Varanasi or Benaras situated on the banks of River Ganges in Uttar Pradesh is one of the most important Hindu pilgrimage centers. We can find references of this ancient city in the Vedas. Many temples sprawls throughout the length and breath of the city. The ghat in the city still carries that old world charm. Narrow lanes, crowded streets, people performing yagnas in the Ghats while taking a dip in the holy river, road side shops selling knick knacks are some of the characteristic feature of this city. The regions near the Ghats are extremely populated and house some of the renowned Hindu temples. Each of the Ghats here has a story behind it like Dasaswamedh Ghat is where Lord Brahma is supposed to have sacrificed 10 horses in a yajna.
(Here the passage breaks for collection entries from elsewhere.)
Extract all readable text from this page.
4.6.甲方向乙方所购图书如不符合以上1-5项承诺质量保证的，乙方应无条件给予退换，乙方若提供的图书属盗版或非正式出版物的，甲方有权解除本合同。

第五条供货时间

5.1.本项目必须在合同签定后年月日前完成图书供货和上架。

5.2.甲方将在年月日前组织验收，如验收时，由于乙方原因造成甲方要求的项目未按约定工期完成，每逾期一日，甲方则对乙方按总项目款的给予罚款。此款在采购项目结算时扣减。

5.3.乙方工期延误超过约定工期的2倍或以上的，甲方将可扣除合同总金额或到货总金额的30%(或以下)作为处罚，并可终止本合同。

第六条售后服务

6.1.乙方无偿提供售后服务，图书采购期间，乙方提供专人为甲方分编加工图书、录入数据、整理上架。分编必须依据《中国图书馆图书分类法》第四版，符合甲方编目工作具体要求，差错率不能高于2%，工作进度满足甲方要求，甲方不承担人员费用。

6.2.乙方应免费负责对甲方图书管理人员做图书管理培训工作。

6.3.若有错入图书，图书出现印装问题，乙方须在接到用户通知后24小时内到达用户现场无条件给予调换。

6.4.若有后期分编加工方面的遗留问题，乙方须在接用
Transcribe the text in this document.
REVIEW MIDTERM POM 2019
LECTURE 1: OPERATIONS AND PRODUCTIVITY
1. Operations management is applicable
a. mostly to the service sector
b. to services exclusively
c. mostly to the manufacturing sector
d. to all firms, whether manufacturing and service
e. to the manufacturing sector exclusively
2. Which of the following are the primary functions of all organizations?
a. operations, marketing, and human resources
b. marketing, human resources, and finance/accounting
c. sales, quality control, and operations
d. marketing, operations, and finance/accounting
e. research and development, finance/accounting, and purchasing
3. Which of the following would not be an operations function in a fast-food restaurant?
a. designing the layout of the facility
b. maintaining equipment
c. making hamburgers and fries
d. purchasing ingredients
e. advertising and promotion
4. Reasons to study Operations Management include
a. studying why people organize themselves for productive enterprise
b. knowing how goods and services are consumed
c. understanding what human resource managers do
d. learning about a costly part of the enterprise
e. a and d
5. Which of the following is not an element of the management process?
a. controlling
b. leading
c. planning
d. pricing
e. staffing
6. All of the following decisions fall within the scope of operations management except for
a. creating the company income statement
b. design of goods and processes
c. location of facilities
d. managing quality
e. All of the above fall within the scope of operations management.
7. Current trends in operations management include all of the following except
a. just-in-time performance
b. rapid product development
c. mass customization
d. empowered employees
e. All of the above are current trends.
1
Check out the many Museums in Varanasi to understand the true implication of the city. Bharat Kala Bhavan located in the premises of Benaras Hindu University Campus showcases a number of objects dealing with arts and architecture.

History of Bharat Kala Bhavan, Varanasi

This is one of the oldest museums in Benaras. It was set up in 1920 A.D.

Description of Bharat Kala Bhavan, Varanasi

Bharat Kala Bhavan displays India’s heritage at its best. It showcases many priceless objects which bears testimony to the richness of our country. It is opened from 11 A.M to 4.30 P.M. Rabindranath Tagore was its first honorary chairman. However the full credit for its development and up gradation goes to late Rai Krishnadasa who was a renowned writer in Hindi. The museum is divided into different sections like Mahamana Malaviya gallery, Nicholas Roerich gallery, Chhavi or painting gallery, sculpture gallery, archeological gallery, Nidhi (treasure gallery), and decorative art gallery. This museum is one of the best preserved museums in the whole of India.

The main hall of the Bharat Kala Bhavan consists of the finest art, sculpture and painting collections. One of the figurines which is quite popular is that of Lord Krishna standing on one leg and one hand on his hip while trying to lift a heavy stone with the other hand. It has been interpreted as Lord Krishna trying to lift Mount Govardhana. A bronze image, terracotta figures and miniature paintings during the time of the Mughal period also finds a place in the museum.